When we add African Bronze Honey to our Fire Cider base of organic, unfiltered apple cider vinegar, roots, fruits, and spices, magic happens. A smooth, full-flavored tonic with hints of toffee, smoke, and spice is created. In every sip, you’re empowering your taste buds and your health—and the livelihoods of beekeepers in Africa.
This raw, fairly traded, multi-floral honey comes from the northwest region of Zambia. Within a woodland forest preserve, bees gather nectar from a vastly diverse array of plants, trees and flowers, many of which are locally embraced by traditional medicine for their healing properties. Beekeepers there use a combination of ancient and modern techniques to sustainably harvest the bark hives of the wild forest bees. The resulting African Bronze honey is raw, unpasteurized, and gravity filtered, as well as pesticide and GMO-free, and is certified organic.

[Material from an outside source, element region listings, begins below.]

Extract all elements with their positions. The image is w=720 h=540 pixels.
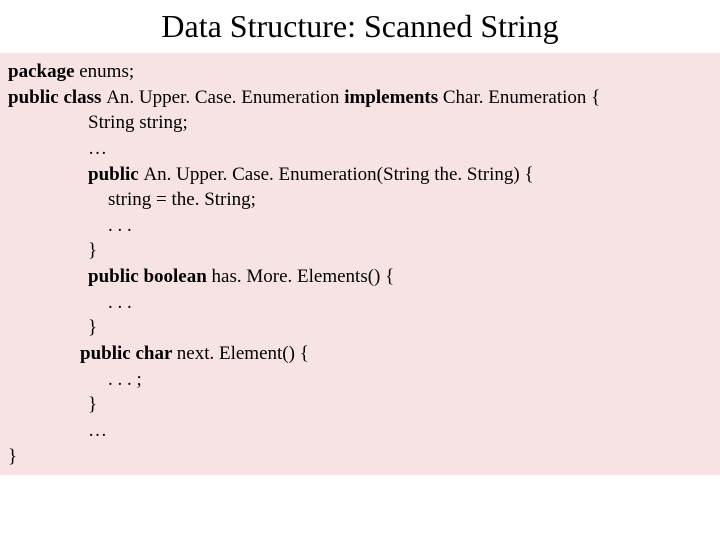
code-line: . . . ;: [8, 367, 712, 393]
code-line: }: [8, 392, 712, 418]
code-line: }: [8, 444, 712, 470]
code-line: public char next. Element() {: [8, 341, 712, 367]
code-block: package enums; public class An. Upper. C…: [0, 53, 720, 475]
text: next. Element() {: [177, 343, 309, 364]
code-line: public An. Upper. Case. Enumeration(Stri…: [8, 162, 712, 188]
text: Char. Enumeration {: [443, 87, 600, 108]
code-line: string = the. String;: [8, 187, 712, 213]
keyword-public-class: public class: [8, 87, 106, 108]
code-line: public boolean has. More. Elements() {: [8, 264, 712, 290]
text: An. Upper. Case. Enumeration: [106, 87, 344, 108]
code-line: }: [8, 238, 712, 264]
keyword-package: package: [8, 61, 79, 82]
code-line: . . .: [8, 213, 712, 239]
keyword-implements: implements: [344, 87, 443, 108]
text: has. More. Elements() {: [212, 266, 395, 287]
keyword-public-boolean: public boolean: [88, 266, 212, 287]
code-line: …: [8, 136, 712, 162]
slide: Data Structure: Scanned String package e…: [0, 0, 720, 540]
code-line: package enums;: [8, 59, 712, 85]
text: An. Upper. Case. Enumeration(String the.…: [143, 164, 533, 185]
code-line: …: [8, 418, 712, 444]
code-line: }: [8, 315, 712, 341]
slide-title: Data Structure: Scanned String: [0, 0, 720, 53]
code-line: . . .: [8, 290, 712, 316]
code-line: public class An. Upper. Case. Enumeratio…: [8, 85, 712, 111]
keyword-public: public: [88, 164, 143, 185]
text: enums;: [79, 61, 134, 82]
code-line: String string;: [8, 110, 712, 136]
keyword-public-char: public char: [80, 343, 177, 364]
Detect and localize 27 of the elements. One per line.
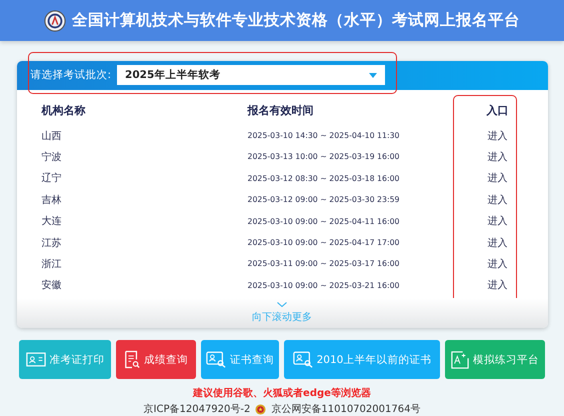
table-cell-text: 浙江 <box>42 258 62 271</box>
column-header: 机构名称 <box>42 102 86 118</box>
enter-link[interactable]: 进入 <box>472 236 522 250</box>
scroll-hint: 向下滚动更多 <box>252 310 312 324</box>
table-cell-text: 吉林 <box>42 194 62 207</box>
enter-link[interactable]: 进入 <box>472 192 522 207</box>
enter-link[interactable]: 进入 <box>472 171 522 186</box>
column-header: 报名有效时间 <box>248 102 314 118</box>
column-header: 入口 <box>486 102 510 118</box>
batch-label: 请选择考试批次: <box>30 68 112 82</box>
table-cell-text: 山西 <box>42 130 62 143</box>
icp-number: 京ICP备12047920号-2 <box>144 402 250 416</box>
table-cell-text: 安徽 <box>42 278 62 292</box>
enter-link[interactable]: 进入 <box>472 214 522 228</box>
table-cell-text: 宁波 <box>42 150 62 164</box>
browser-notice: 建议使用谷歌、火狐或者edge等浏览器 <box>193 386 371 400</box>
enter-link[interactable]: 进入 <box>472 256 522 271</box>
table-cell-text: 江苏 <box>42 236 62 250</box>
batch-dropdown[interactable]: 2025年上半年软考 <box>117 65 386 86</box>
table-cell-text: 辽宁 <box>42 172 62 186</box>
police-record-number: 京公网安备11010702001764号 <box>271 402 420 416</box>
enter-link[interactable]: 进入 <box>472 278 522 292</box>
table-cell-text: 大连 <box>42 214 62 228</box>
enter-link[interactable]: 进入 <box>472 150 522 164</box>
nav-button[interactable]: 成绩查询 <box>116 340 196 379</box>
site-title: 全国计算机技术与软件专业技术资格（水平）考试网上报名平台 <box>72 10 520 31</box>
enter-link[interactable]: 进入 <box>472 128 522 143</box>
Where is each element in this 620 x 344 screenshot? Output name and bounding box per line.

We happen to think this dark, micro-nutrient and antioxidant-rich honey, with its notes of molasses, whiskey, dried fruit, and smoke, is one of the best in the world - and we’ve tried a lot of honey! But you don’t have to take our word for it - you can order it and taste for yourself! Beyond amazing flavor, we even hear there are important scientific studies which suggest that raw honey has all sorts of awesome qualities. That’s a pretty sweet win-win!
Special thanks to the African Bronze Honey Project for bringing this incredible product to us. Their work supports indigenous African beekeepers and grassroots organizations while helping to preserve the pristine forest, people, and culture of the Zambezi River basin.